Измены же проистекают из трудностей, встающих на пути каравана.
Покидая Ширван, я ехал рядом с Меджидом и Абуль Гасаном. (Меджидаддин и Абуль Гасан Алиюль Ала - халифы Фазла - ред.). Всю дорогу они молчали, а как подъехали к Куре, заговорили оба. И о чем бы ты думал? О восстании. И все их поддержали. Я никогда не видел своих халифов в таком гневе! Они говорили со мной непочтительно, сын мой!
"И Страну спасения, где мы нашли наконец приют, и нас ты бросаешь на произвол... Где же нам искать спасения?" - сказали они мне.
"Нет у нас мочи ждать смерти Дива", - сказали они.
"В девяти городах - девять очагов Хакка, но у нас под ногами земля горит. Дай нам землю, дай армию, избавь нас наконец от забот по охране Хакка, чтобы мы в полную силу своих возможностей занялись обучением и проповедничеством, основным делом нашей жизни. Ты привык скитаться, так и будешь ходить по земле всю жизнь, но твои мюриды не боги, а люди. Есть предел их терпению!.." сказали они.
Я и прежде не раз выслушивал их протесты, каждого в отдельности и всех вместе... Но это уже был не протест, а нечто большее...
"Объяви День Фазла и уходи куда хочешь! Для победы нам довольно твоего имени!" - сказали они.

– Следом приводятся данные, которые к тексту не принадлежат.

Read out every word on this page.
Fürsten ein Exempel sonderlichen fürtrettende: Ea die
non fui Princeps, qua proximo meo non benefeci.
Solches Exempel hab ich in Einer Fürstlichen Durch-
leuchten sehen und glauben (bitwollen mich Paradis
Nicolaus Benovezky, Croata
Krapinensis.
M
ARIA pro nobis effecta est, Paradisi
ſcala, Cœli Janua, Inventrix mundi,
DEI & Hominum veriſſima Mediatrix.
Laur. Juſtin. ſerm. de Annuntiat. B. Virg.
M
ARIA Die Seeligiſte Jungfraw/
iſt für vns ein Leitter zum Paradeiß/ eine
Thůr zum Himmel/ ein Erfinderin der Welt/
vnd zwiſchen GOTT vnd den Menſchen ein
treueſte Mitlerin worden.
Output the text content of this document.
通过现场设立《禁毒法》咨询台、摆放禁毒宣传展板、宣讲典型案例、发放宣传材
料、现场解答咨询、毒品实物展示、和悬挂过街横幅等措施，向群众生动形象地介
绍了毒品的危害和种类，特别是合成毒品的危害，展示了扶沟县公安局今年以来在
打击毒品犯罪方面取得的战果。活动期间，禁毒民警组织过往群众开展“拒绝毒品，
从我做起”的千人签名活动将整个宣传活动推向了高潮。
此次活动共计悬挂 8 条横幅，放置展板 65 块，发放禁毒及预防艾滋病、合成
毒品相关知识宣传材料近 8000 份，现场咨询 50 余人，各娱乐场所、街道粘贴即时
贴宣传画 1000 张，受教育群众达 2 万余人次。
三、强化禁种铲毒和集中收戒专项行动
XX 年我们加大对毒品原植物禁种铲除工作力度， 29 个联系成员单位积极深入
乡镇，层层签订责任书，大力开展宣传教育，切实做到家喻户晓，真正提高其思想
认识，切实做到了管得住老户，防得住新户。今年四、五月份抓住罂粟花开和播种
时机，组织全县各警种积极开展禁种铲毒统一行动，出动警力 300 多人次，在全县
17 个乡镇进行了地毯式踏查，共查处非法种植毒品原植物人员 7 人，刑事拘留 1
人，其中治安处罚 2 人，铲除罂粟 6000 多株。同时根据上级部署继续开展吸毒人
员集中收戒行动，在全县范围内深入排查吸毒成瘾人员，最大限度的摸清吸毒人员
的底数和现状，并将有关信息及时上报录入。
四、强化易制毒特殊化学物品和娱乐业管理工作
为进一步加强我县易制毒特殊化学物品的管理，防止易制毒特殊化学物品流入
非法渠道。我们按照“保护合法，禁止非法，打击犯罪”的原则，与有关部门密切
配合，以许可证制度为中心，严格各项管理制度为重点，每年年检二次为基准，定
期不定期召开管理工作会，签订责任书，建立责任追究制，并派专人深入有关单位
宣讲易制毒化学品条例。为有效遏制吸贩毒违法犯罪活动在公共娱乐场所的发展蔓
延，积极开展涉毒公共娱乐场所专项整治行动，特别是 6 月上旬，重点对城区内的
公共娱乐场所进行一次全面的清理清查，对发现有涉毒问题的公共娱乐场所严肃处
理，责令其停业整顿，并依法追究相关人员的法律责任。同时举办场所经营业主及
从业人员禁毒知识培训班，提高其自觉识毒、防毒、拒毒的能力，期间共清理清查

Вот какие слова пришлось мне выслушать, мовлана! Сами же они и слушать не хотели моих доводов, что День Фазла не созрел. Раскрылась наконец тайна, что они без моего ведома и согласия послали дервишей в Анкару к гаджи Байраму Вели и в Багдад к султану Фараджу для установления с ними связей и по предложению гаджи Байрама устроили свидание Кара Юсифа и султана Ахмеда с султаном Фараджем. На свидании том принято решение, что султан Фарадж, пригласив к себе на пиршество Кара Юсифа и султана Ахмеда, разыграет сцену их ареста и сообщит Диву, что враги его до копна дней своих будут гнить в багдадской темнице. Див, уверившись в том, что Ильдрым Баязид остался без поддержки, пойдет войной на Рум. Тогда Фарадж, выпустив Кара Юсифа и Ахмеда, присоединится к ним, чтобы общими силами выступить против Дива. И когда конец Дива, атакованного с трех сторон - Ильдрымом Баязидом, объединенными армиями Кара Юсифа, султана Ахмеда, султана Фараджа и Тохтамыш-ханом, - будет предрешен, тогда объявить День Фазла и по условию нашего договора с Высокоименитым разгромить силами Амина Махрама, сардара Алтуна, Сеида Орлата войска Мираншаха под Алинджой и идти на Тебриз. И как было принято обеими сторонами, передав тебризский трон Высокоименитому, поставить у трона выразителя воли Хакка, дабы правитель во всех делах своих опирался на наше учение...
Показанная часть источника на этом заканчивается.